Six years ago Silvertree was in the zones, but today it is in the top of the club log. In 1998 it won the regional competition and advanced to the premier league, which it won in 1999. The club’s first team was unbeaten for seven games last year. The renewed vigour stems from a change of vision to focus on youngsters after the loss of several promising players following unification.

Silvertree president William Dyers said the participation of the New Zealand players has had unexpected spin-offs for the club.

“Wherever we play the first thing people ask is: ‘Where are the New Zealanders?’ Everybody wants to tackle them to make them feel they are in South Africa.”

And that is something only too familiar to Kepu. “They love to pull myhair. I say: ‘Can’t you play rugby? Pulling hair is not part of the game’.”

Both Kepu, whose younger brother toured South Africa with the Auckland under-21 team, and Clark took a year off their studies in law and sports science respectively to play at Silvertree.

It is Clark’s first time overseas and an eye opener as he comes to grips with the old and new South Africa. “It’s not quite what I expected.
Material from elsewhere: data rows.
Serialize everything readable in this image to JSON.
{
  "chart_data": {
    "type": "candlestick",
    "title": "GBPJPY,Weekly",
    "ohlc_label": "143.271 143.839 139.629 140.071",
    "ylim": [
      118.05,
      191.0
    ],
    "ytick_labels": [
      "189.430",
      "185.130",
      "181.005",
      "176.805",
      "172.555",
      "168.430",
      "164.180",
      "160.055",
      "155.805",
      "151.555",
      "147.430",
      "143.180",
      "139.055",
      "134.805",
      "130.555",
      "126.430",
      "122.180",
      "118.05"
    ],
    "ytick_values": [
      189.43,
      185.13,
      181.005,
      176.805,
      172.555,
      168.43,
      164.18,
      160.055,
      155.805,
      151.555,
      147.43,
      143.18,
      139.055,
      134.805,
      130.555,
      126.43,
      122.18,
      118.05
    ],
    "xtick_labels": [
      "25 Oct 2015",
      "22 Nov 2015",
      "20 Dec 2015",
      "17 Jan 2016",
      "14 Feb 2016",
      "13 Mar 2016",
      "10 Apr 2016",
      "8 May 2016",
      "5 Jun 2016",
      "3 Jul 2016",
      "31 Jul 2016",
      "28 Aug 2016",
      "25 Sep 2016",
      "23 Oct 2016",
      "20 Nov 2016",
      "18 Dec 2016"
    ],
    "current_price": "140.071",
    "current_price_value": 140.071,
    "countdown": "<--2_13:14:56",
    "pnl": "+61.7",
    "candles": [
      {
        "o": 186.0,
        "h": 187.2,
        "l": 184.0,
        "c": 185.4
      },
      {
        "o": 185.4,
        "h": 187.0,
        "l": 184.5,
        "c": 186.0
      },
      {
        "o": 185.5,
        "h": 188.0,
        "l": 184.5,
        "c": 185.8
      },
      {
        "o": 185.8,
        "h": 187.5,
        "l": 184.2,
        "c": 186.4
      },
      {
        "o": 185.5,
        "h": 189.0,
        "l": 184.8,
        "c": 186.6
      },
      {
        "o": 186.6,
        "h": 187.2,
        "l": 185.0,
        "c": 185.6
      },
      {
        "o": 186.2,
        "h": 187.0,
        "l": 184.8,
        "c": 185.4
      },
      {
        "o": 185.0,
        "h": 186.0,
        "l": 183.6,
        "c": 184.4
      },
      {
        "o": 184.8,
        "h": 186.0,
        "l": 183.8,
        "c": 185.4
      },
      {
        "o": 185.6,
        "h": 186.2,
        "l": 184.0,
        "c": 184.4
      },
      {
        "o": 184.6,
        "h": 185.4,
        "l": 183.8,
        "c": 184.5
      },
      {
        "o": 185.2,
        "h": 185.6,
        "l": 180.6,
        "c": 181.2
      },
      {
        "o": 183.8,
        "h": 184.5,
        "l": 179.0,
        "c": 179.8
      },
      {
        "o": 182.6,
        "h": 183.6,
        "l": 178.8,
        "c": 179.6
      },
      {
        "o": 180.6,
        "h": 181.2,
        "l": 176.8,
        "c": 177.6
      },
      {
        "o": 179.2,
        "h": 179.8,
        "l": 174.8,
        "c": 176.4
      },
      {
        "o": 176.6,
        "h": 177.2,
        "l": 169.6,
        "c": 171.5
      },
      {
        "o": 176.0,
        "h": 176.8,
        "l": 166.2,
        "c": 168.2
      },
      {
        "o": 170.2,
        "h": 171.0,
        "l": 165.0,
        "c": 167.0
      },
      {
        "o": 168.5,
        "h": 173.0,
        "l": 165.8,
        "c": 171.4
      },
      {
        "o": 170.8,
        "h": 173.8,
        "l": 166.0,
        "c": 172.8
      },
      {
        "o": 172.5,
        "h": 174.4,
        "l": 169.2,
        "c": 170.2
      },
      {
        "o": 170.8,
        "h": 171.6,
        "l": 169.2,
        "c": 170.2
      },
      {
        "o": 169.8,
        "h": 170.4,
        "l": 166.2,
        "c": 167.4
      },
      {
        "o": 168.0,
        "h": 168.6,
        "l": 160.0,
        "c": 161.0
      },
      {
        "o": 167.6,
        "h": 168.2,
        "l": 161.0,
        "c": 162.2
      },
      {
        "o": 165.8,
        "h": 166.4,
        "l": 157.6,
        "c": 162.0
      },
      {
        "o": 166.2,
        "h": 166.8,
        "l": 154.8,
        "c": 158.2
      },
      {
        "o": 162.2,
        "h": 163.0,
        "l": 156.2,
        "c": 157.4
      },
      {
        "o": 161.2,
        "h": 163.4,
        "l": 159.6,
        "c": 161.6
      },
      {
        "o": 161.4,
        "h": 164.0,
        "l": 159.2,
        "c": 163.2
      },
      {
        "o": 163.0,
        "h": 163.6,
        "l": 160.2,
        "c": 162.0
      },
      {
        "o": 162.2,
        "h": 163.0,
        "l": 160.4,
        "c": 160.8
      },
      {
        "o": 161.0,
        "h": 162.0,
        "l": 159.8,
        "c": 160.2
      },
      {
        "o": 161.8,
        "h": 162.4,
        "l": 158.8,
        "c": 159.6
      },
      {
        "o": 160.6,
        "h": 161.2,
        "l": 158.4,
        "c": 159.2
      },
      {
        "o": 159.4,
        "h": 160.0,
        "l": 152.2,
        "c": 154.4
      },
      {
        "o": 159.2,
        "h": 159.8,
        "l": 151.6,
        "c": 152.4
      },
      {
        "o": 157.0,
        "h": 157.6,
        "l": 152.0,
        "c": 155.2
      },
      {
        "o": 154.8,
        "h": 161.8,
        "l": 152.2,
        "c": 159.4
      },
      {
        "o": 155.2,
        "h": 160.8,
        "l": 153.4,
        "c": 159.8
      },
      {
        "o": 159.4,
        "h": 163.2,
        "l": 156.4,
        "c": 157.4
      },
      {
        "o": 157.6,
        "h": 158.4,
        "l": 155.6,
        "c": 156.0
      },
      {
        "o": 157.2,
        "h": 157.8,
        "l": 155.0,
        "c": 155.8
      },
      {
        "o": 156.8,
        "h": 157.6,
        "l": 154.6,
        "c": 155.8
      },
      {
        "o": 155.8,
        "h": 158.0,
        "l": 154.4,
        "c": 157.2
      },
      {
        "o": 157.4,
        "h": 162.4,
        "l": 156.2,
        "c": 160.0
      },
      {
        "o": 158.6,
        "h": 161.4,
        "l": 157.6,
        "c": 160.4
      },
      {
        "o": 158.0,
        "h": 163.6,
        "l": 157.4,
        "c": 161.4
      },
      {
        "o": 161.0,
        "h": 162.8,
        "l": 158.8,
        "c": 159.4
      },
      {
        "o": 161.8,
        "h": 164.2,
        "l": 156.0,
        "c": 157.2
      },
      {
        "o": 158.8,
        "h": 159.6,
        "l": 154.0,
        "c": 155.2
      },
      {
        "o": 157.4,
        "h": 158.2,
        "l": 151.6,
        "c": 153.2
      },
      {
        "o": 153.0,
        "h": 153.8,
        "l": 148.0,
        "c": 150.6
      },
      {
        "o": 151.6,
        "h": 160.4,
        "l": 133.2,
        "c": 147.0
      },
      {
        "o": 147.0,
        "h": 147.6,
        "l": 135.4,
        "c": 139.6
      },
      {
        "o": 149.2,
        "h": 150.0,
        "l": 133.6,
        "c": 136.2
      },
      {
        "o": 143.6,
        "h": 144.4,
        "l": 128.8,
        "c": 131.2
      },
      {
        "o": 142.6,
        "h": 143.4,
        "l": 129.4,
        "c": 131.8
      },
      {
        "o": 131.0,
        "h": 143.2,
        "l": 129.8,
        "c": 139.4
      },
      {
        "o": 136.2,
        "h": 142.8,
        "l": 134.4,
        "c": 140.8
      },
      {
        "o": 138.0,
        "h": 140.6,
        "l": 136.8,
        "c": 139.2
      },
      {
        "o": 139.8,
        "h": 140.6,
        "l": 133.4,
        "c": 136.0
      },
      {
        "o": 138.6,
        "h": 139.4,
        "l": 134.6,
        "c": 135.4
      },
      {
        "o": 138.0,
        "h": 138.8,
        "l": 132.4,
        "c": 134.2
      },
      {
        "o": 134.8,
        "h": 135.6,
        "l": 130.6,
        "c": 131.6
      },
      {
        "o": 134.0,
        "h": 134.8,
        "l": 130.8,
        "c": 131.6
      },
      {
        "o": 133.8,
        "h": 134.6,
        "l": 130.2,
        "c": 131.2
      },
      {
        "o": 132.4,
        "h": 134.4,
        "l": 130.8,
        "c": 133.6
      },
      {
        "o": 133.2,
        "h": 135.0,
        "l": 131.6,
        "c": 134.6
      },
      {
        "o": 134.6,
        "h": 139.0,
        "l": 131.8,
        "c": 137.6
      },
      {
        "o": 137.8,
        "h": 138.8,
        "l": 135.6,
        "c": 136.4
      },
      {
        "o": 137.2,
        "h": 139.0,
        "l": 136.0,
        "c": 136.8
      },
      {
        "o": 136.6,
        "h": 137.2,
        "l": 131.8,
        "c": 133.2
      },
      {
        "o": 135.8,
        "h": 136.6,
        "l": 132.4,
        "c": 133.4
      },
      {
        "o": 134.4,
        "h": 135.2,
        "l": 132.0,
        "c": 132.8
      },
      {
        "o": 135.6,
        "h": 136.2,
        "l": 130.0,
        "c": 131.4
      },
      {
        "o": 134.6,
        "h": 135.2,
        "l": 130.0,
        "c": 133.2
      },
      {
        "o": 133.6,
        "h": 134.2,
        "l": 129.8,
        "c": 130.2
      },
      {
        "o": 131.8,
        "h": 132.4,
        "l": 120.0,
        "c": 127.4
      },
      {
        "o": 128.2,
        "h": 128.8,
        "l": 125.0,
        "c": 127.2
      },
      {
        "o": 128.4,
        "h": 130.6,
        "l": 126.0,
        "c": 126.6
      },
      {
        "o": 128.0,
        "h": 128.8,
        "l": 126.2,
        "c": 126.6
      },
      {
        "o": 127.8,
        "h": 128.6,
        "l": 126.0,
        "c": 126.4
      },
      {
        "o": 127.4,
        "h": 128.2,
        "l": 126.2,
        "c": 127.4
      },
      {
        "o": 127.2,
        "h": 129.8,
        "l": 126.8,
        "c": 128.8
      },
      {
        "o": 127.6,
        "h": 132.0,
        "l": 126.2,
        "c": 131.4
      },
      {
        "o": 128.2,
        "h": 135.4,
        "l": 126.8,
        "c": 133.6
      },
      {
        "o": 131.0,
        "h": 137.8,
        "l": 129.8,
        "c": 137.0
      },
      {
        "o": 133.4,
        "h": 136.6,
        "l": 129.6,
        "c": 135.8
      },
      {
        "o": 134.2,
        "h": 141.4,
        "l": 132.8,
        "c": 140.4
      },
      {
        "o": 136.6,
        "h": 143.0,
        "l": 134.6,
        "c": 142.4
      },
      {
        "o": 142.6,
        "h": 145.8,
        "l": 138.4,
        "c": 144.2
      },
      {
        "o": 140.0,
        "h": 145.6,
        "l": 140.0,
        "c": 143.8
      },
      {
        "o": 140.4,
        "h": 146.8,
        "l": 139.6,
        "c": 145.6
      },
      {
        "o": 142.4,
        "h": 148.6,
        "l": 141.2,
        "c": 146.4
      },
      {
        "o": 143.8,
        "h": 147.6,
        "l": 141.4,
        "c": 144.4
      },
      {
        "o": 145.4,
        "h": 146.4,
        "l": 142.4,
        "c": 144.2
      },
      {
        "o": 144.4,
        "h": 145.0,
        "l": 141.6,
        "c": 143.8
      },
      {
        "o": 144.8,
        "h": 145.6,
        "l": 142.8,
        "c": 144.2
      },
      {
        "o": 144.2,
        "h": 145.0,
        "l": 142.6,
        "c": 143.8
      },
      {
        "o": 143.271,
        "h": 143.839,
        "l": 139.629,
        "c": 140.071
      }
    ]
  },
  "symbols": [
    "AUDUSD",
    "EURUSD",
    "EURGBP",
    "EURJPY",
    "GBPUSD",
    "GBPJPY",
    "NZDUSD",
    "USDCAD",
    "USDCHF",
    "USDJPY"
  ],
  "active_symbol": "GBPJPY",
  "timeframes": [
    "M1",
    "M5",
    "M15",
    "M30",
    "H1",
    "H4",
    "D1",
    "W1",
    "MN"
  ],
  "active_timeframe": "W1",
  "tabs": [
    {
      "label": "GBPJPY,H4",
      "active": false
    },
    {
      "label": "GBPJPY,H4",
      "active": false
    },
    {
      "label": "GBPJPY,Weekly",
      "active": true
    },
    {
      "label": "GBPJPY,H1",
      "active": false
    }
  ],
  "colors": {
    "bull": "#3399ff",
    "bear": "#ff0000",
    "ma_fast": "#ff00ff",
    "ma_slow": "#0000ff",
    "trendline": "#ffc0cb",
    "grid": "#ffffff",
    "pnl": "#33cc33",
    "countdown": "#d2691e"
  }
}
I was told it was a coloured team, but not about the Muslim culture,” Clark says, as he cracks a joke about being the only “white boy on the field” to the amusement of his team members.

“From what I’ve seen there’s a long way to go, but there’s a lot of skilful players,” he said, adding his surprise over the lack of black players in the provincial and national sides.

Both New Zealanders may have come to grips with local rugby, but they laughingly admit that Afrikaans has stumped them. “I went into the first game knowing more swearwords [than line-outs calls],” Clark admits.

Asked how he liked his stay, Kepu does not hesitate: “If I have the chance to come back, I will. It’s totally different here, the culture The party life is 10, 20 years ahead of New Zealand.”